Collecting pre- and post-weekend samples and specimens was drawn out by constantly changing participant work schedules (weeks, days, and hours worked). One facility with five workers was not included in the pre- and post-weekend sampling because of distance from our laboratories; however, collecting samples even from nearby facilities was complicated. This difficulty would need to be carefully evaluated when designing future efforts. Given the comprehensive nature of the sampling strategy and small numbers of employees at each facility, significant resources were devoted to sample collection. A more streamlined approach would be more efficient and mandatory for a larger study.
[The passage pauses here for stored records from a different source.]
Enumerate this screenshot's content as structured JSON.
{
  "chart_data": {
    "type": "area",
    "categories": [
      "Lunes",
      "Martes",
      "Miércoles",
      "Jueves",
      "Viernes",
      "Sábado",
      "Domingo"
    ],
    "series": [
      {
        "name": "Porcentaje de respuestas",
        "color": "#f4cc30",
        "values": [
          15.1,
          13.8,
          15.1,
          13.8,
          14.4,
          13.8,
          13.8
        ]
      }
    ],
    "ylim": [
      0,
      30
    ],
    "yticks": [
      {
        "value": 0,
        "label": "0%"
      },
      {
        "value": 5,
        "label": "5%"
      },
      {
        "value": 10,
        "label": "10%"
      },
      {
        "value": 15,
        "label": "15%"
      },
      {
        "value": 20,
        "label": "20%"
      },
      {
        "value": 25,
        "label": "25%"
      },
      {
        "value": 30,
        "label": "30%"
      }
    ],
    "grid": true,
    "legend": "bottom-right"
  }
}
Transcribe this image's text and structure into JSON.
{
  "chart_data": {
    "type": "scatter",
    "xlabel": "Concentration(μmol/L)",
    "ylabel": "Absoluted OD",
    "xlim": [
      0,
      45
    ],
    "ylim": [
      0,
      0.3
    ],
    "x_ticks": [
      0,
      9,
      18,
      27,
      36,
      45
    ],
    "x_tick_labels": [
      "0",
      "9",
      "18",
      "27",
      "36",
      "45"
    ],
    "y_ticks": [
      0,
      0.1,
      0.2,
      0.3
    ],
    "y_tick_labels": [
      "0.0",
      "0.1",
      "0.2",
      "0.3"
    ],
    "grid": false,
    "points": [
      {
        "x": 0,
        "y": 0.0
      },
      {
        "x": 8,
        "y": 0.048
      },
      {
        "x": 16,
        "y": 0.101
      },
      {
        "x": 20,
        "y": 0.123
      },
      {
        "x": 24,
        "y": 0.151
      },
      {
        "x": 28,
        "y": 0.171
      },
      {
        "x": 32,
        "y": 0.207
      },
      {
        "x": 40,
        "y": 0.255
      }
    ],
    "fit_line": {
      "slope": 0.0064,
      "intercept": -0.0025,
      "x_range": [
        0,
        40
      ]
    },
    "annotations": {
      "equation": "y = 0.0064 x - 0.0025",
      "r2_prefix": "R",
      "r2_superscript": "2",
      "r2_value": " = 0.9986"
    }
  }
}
Prior to sample collection, work practices were observed during a brief industrial hygiene walkthrough. During personal sampling, several work practice changes were made to reduce worker exposure. The act of observing and sampling encouraged closer adherence to good work practices than usual. Although it is positive to have lower exposures, we question whether our values represent 'typical' conditions.

Conclusion

This study provided a comprehensive PCE exposure assessment for a small sample of women working in the dry cleaning industry. This exposure assessment provides valuable insight for the development of a larger, more comprehensive study of the dry cleaning industry. If recruitment is not difficult, PCE in blood is the preferred biological index to monitor exposures. PCE TWA sampling is an appropriate surrogate, although more field intensive. Repeated measures of exposure and mixed-effects modeling may be required due to high within-subject variability. Workers should be monitored over a long enough period of time to allow the use of a lag term.